Dave @ Jun 27th 2006 7:49PM
I meant 25GB.
Johan DeSilva @ Jun 28th 2006 4:55AM
Movies in HD will not make much deference because the image is cleaned up anyway. The real difference will be un-cleaned images like sports, news and wild life programmes.
GhostDoggy @ Jun 28th 2006 7:36AM
Guys, I am not anti-Toshiba or anti-HD-DVD. I have no love for Sony, either. The point being the article is that Toshiba beat its competition to the market with a player incapable of 1080P output, which surprised a lot of early-adopting consumers.
Toshiba chose not to unify the new format, but now this article suggests that something is wrong with their business model, or that something more is wrong with the competition's model to warranty another stab at it?
Sorry, consumers don't like buying a incomplete player only to see its developer seeking a 'change' by making unification attempts.

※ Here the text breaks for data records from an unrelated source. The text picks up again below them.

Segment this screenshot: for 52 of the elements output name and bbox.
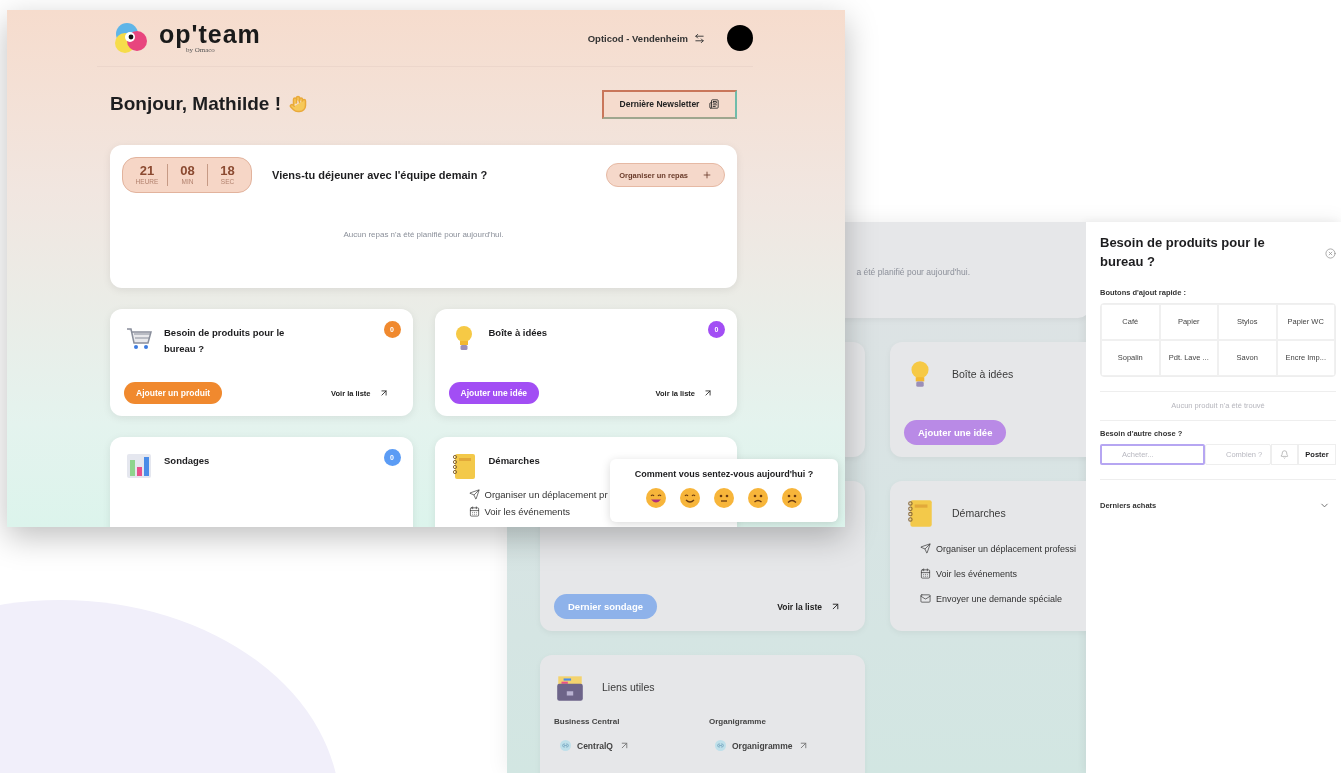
bar-chart-icon [124,451,154,481]
mood-question: Comment vous sentez-vous aujourd'hui ? [634,469,814,479]
empty-message: Aucun repas n'a été planifié pour aujourd'hui. [343,230,504,239]
link-icon [715,740,726,751]
countdown-value: 08 [180,164,195,178]
arrow-icon [378,388,389,398]
procedure-link[interactable]: Envoyer une demande spéciale [920,593,1076,604]
bell-icon[interactable] [1271,443,1298,465]
newsletter-button[interactable]: Dernière Newsletter [602,89,737,119]
grinning-face-icon [645,487,667,509]
useful-link[interactable]: Organigramme [709,740,864,751]
avatar[interactable] [727,25,753,51]
hand-icon [289,95,307,113]
procedure-link[interactable]: Organiser un déplacement professi [920,543,1076,554]
logo-icon [113,21,149,55]
card-title: Boîte à idées [952,368,1014,380]
card-title: Boîte à idées [488,326,548,340]
link-icon [560,740,571,751]
view-list-link[interactable]: Voir la liste [777,601,841,612]
calendar-icon [468,506,480,517]
arrow-icon [703,388,713,398]
card-title: Liens utiles [602,681,655,693]
plus-icon [702,170,712,180]
site-switcher[interactable]: Opticod - Vendenheim [587,32,705,44]
send-icon [468,489,480,500]
link-group-heading: Business Central [554,717,621,726]
lunch-question: Viens-tu déjeuner avec l'équipe demain ? [272,169,489,181]
procedure-link[interactable]: Voir les événements [920,568,1076,579]
swap-icon [694,32,705,44]
countdown-value: 18 [220,164,235,178]
card-title: Sondages [164,454,210,468]
empty-message: a été planifié pour aujourd'hui. [856,267,970,277]
send-icon [920,543,931,554]
mail-icon [920,593,931,604]
add-button[interactable]: Ajouter une idée [448,382,540,404]
useful-link[interactable]: CentralQ [554,740,709,751]
neutral-face-icon [713,487,735,509]
close-icon[interactable] [1325,248,1336,259]
newspaper-icon [709,99,720,109]
greeting: Bonjour, Mathilde ! [110,93,281,115]
link-group-heading: Organigramme [709,717,767,726]
card-title: Démarches [952,507,1006,519]
card-title: Démarches [488,454,540,468]
card-title: Besoin de produits pour le bureau ? [164,326,286,357]
logo-text: op'team [159,22,261,47]
worried-face-icon [747,487,769,509]
countdown-value: 21 [139,164,155,178]
frowning-face-icon [781,487,803,509]
smiling-face-icon [679,487,701,509]
calendar-icon [920,568,931,579]
drawer-title: Besoin de produits pour le bureau ? [1100,234,1266,271]
arrow-icon [830,601,841,612]
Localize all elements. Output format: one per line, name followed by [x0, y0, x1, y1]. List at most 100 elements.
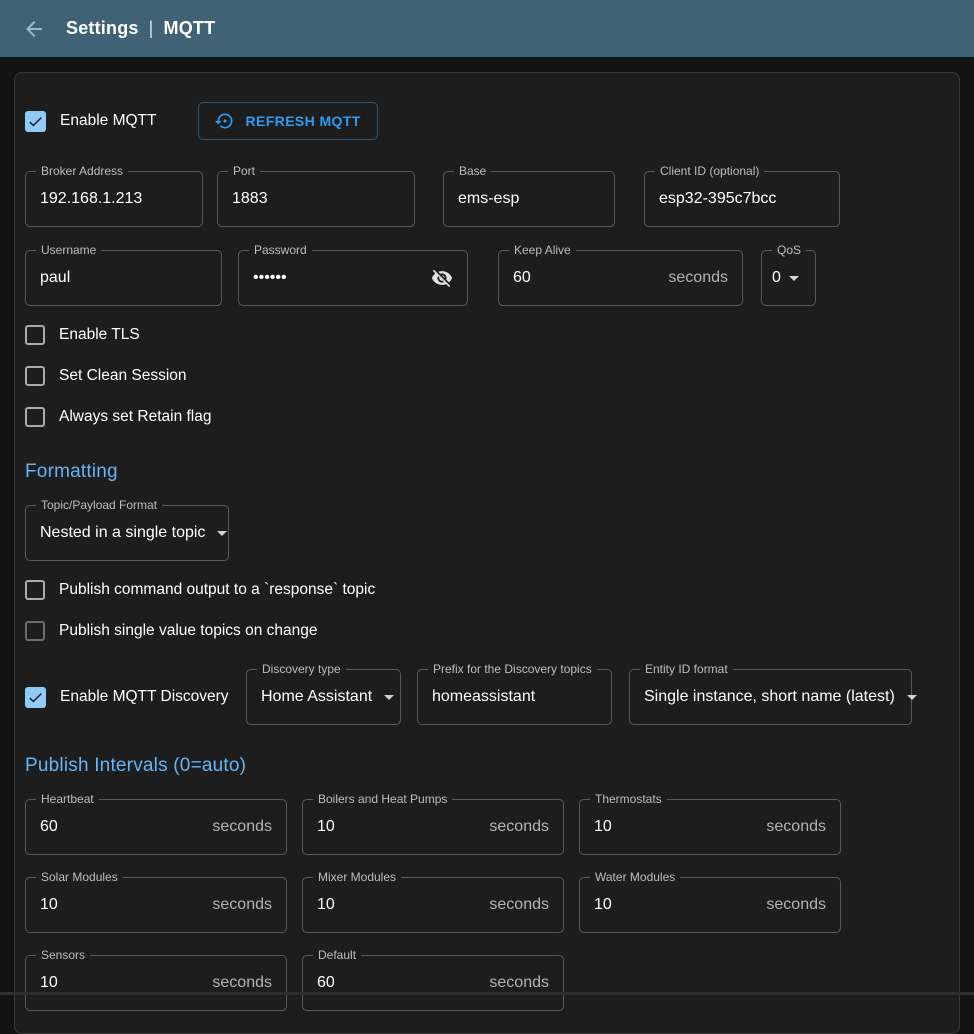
keep-alive-field[interactable]: Keep Alive 60 seconds — [498, 250, 743, 306]
seconds-suffix: seconds — [212, 974, 272, 992]
seconds-suffix: seconds — [766, 818, 826, 836]
app-bar: Settings | MQTT — [0, 0, 974, 57]
entity-id-format-value: Single instance, short name (latest) — [644, 688, 895, 706]
enable-mqtt-checkbox[interactable]: Enable MQTT — [25, 111, 156, 132]
title-settings: Settings — [66, 18, 139, 39]
clean-session-checkbox[interactable]: Set Clean Session — [25, 364, 187, 388]
checkbox-unchecked-icon — [25, 325, 45, 345]
heartbeat-value: 60 — [40, 818, 58, 836]
publish-response-label: Publish command output to a `response` t… — [59, 581, 375, 599]
solar-modules-field[interactable]: Solar Modules 10 seconds — [25, 877, 287, 933]
retain-flag-label: Always set Retain flag — [59, 408, 212, 426]
discovery-prefix-field[interactable]: Prefix for the Discovery topics homeassi… — [417, 669, 612, 725]
username-label: Username — [36, 243, 101, 257]
broker-address-label: Broker Address — [36, 164, 128, 178]
back-button[interactable] — [20, 15, 48, 43]
seconds-suffix: seconds — [212, 896, 272, 914]
default-interval-label: Default — [313, 948, 361, 962]
settings-card: Enable MQTT REFRESH MQTT Broker Address … — [14, 72, 960, 1034]
password-field[interactable]: Password •••••• — [238, 250, 468, 306]
port-label: Port — [228, 164, 260, 178]
topic-format-label: Topic/Payload Format — [36, 498, 162, 512]
port-value: 1883 — [232, 190, 268, 208]
discovery-type-select[interactable]: Discovery type Home Assistant — [246, 669, 401, 725]
topic-format-select[interactable]: Topic/Payload Format Nested in a single … — [25, 505, 229, 561]
enable-tls-label: Enable TLS — [59, 326, 140, 344]
seconds-suffix: seconds — [489, 818, 549, 836]
eye-off-icon — [431, 267, 453, 289]
publish-single-value-label: Publish single value topics on change — [59, 622, 318, 640]
sensors-label: Sensors — [36, 948, 90, 962]
page-title: Settings | MQTT — [66, 18, 215, 39]
base-label: Base — [454, 164, 491, 178]
retain-flag-checkbox[interactable]: Always set Retain flag — [25, 405, 212, 429]
solar-modules-label: Solar Modules — [36, 870, 123, 884]
refresh-mqtt-label: REFRESH MQTT — [245, 113, 360, 129]
qos-select[interactable]: QoS 0 — [761, 250, 816, 306]
sensors-field[interactable]: Sensors 10 seconds — [25, 955, 287, 1011]
entity-id-format-select[interactable]: Entity ID format Single instance, short … — [629, 669, 912, 725]
discovery-prefix-value: homeassistant — [432, 688, 535, 706]
client-id-field[interactable]: Client ID (optional) esp32-395c7bcc — [644, 171, 840, 227]
publish-response-checkbox[interactable]: Publish command output to a `response` t… — [25, 578, 375, 602]
qos-value: 0 — [772, 269, 781, 287]
topic-format-value: Nested in a single topic — [40, 524, 205, 542]
clean-session-label: Set Clean Session — [59, 367, 187, 385]
toggle-password-visibility-button[interactable] — [427, 263, 457, 293]
heartbeat-field[interactable]: Heartbeat 60 seconds — [25, 799, 287, 855]
boilers-label: Boilers and Heat Pumps — [313, 792, 452, 806]
client-id-label: Client ID (optional) — [655, 164, 764, 178]
water-modules-label: Water Modules — [590, 870, 680, 884]
checkbox-unchecked-icon — [25, 407, 45, 427]
refresh-icon — [215, 111, 235, 131]
seconds-suffix: seconds — [489, 896, 549, 914]
thermostats-field[interactable]: Thermostats 10 seconds — [579, 799, 841, 855]
discovery-type-value: Home Assistant — [261, 688, 372, 706]
keep-alive-value: 60 — [513, 269, 531, 287]
seconds-suffix: seconds — [212, 818, 272, 836]
broker-address-value: 192.168.1.213 — [40, 190, 142, 208]
chevron-down-icon — [384, 695, 394, 700]
seconds-suffix: seconds — [766, 896, 826, 914]
chevron-down-icon — [217, 531, 227, 536]
discovery-type-label: Discovery type — [257, 662, 346, 676]
heartbeat-label: Heartbeat — [36, 792, 99, 806]
broker-address-field[interactable]: Broker Address 192.168.1.213 — [25, 171, 203, 227]
checkbox-checked-icon — [25, 111, 46, 132]
water-modules-field[interactable]: Water Modules 10 seconds — [579, 877, 841, 933]
default-interval-value: 60 — [317, 974, 335, 992]
publish-single-value-checkbox[interactable]: Publish single value topics on change — [25, 619, 318, 643]
enable-discovery-checkbox[interactable]: Enable MQTT Discovery — [25, 687, 246, 708]
password-label: Password — [249, 243, 312, 257]
mixer-modules-field[interactable]: Mixer Modules 10 seconds — [302, 877, 564, 933]
boilers-field[interactable]: Boilers and Heat Pumps 10 seconds — [302, 799, 564, 855]
publish-intervals-heading: Publish Intervals (0=auto) — [25, 755, 949, 777]
formatting-heading: Formatting — [25, 461, 949, 483]
sensors-value: 10 — [40, 974, 58, 992]
entity-id-format-label: Entity ID format — [640, 662, 733, 676]
keep-alive-label: Keep Alive — [509, 243, 576, 257]
discovery-prefix-label: Prefix for the Discovery topics — [428, 662, 597, 676]
username-field[interactable]: Username paul — [25, 250, 222, 306]
arrow-back-icon — [22, 17, 46, 41]
checkbox-checked-icon — [25, 687, 46, 708]
chevron-down-icon — [907, 695, 917, 700]
mixer-modules-label: Mixer Modules — [313, 870, 401, 884]
qos-label: QoS — [772, 243, 806, 257]
water-modules-value: 10 — [594, 896, 612, 914]
solar-modules-value: 10 — [40, 896, 58, 914]
base-field[interactable]: Base ems-esp — [443, 171, 615, 227]
keep-alive-suffix: seconds — [668, 269, 728, 287]
title-separator: | — [149, 18, 154, 39]
thermostats-value: 10 — [594, 818, 612, 836]
enable-discovery-label: Enable MQTT Discovery — [60, 688, 229, 706]
password-value: •••••• — [253, 269, 287, 287]
seconds-suffix: seconds — [489, 974, 549, 992]
default-interval-field[interactable]: Default 60 seconds — [302, 955, 564, 1011]
refresh-mqtt-button[interactable]: REFRESH MQTT — [198, 102, 377, 140]
client-id-value: esp32-395c7bcc — [659, 190, 776, 208]
username-value: paul — [40, 269, 70, 287]
chevron-down-icon — [789, 276, 799, 281]
port-field[interactable]: Port 1883 — [217, 171, 415, 227]
enable-tls-checkbox[interactable]: Enable TLS — [25, 323, 140, 347]
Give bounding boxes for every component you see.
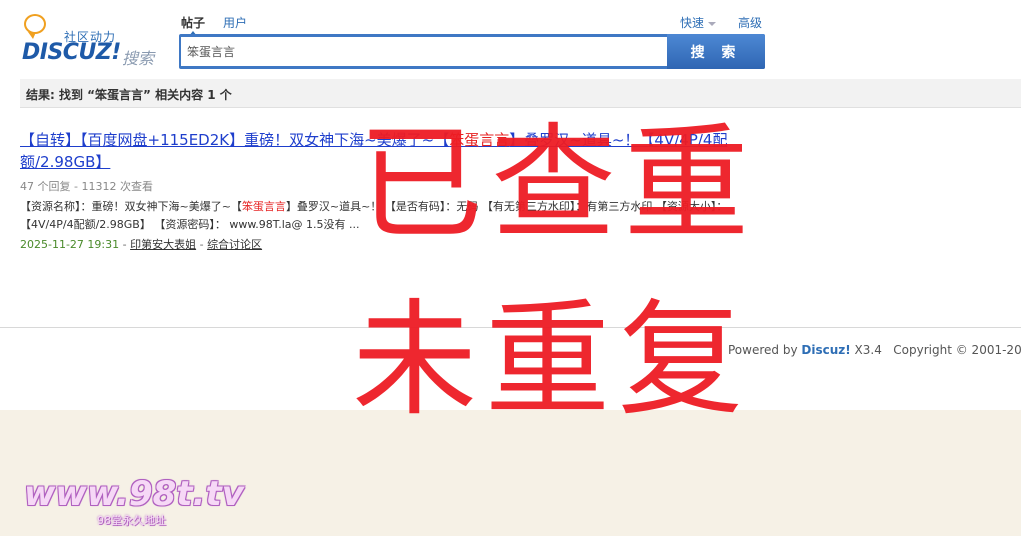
- page-footer: Powered by Discuz! X3.4 Copyright © 2001…: [728, 343, 1021, 357]
- result-date: 2025-11-27 19:31: [20, 238, 120, 251]
- watermark-url: www.98t.tv: [24, 474, 244, 514]
- logo-wordmark: DISCUZ!: [22, 40, 121, 65]
- tab-users[interactable]: 用户: [223, 14, 247, 31]
- snippet-text: 【资源名称】：重磅！双女神下海~美爆了~【: [20, 200, 242, 213]
- result-forum-link[interactable]: 综合讨论区: [207, 238, 262, 251]
- footer-copyright: Copyright © 2001-2021, Te: [893, 343, 1021, 357]
- result-summary: 结果: 找到 “笨蛋言言” 相关内容 1 个: [26, 88, 232, 102]
- separator: -: [119, 238, 131, 251]
- result-summary-bar: 结果: 找到 “笨蛋言言” 相关内容 1 个: [20, 79, 1021, 108]
- discuz-logo[interactable]: 社区动力 DISCUZ! 搜索: [18, 12, 168, 68]
- footer-brand-link[interactable]: Discuz!: [801, 343, 850, 357]
- header: 社区动力 DISCUZ! 搜索 帖子 用户 快速 高级 搜 索: [0, 0, 1021, 80]
- chevron-down-icon: [708, 21, 717, 26]
- speech-bubble-icon: [24, 14, 46, 39]
- search-input[interactable]: [181, 37, 667, 66]
- overlay-stamp-checked: 已查重: [358, 112, 757, 257]
- advanced-search-link[interactable]: 高级: [738, 14, 762, 31]
- tab-posts[interactable]: 帖子: [181, 14, 205, 36]
- separator: -: [196, 238, 208, 251]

And its not easy or cheap deinterlacing 1080i in order to recover the 1080P content mastered on the disks.
BTW, how much can you relate to video quality when on one hand you onlky have a single product on the street per format, and questionable transfer qualities (which say nothing for the playback chain), let alone titles available on both formats known to be of high transfer quality? Even then its a 1080i vs 1080P comparison unless you introduce something in the viedo chain.
grey eminence @ Jun 28th 2006 10:47AM
Blu-Ray and HD-DVD are just flashes in the pan.
Better nanotechnology will be out in a few years.
http://www.colossalstorage.net
What do you say to 10 terabytes to 10 petabytes and upward.
Dave @ Jun 28th 2006 12:16PM
Well, I'm waiting for an affordable 1080p player myself--in either format; but, for now, the fact that Blu-Ray movies are only single-layer is a bigger deal to me. They're already poorly compressed as it is--and, as things currently stand, they've only got 25GB to work with.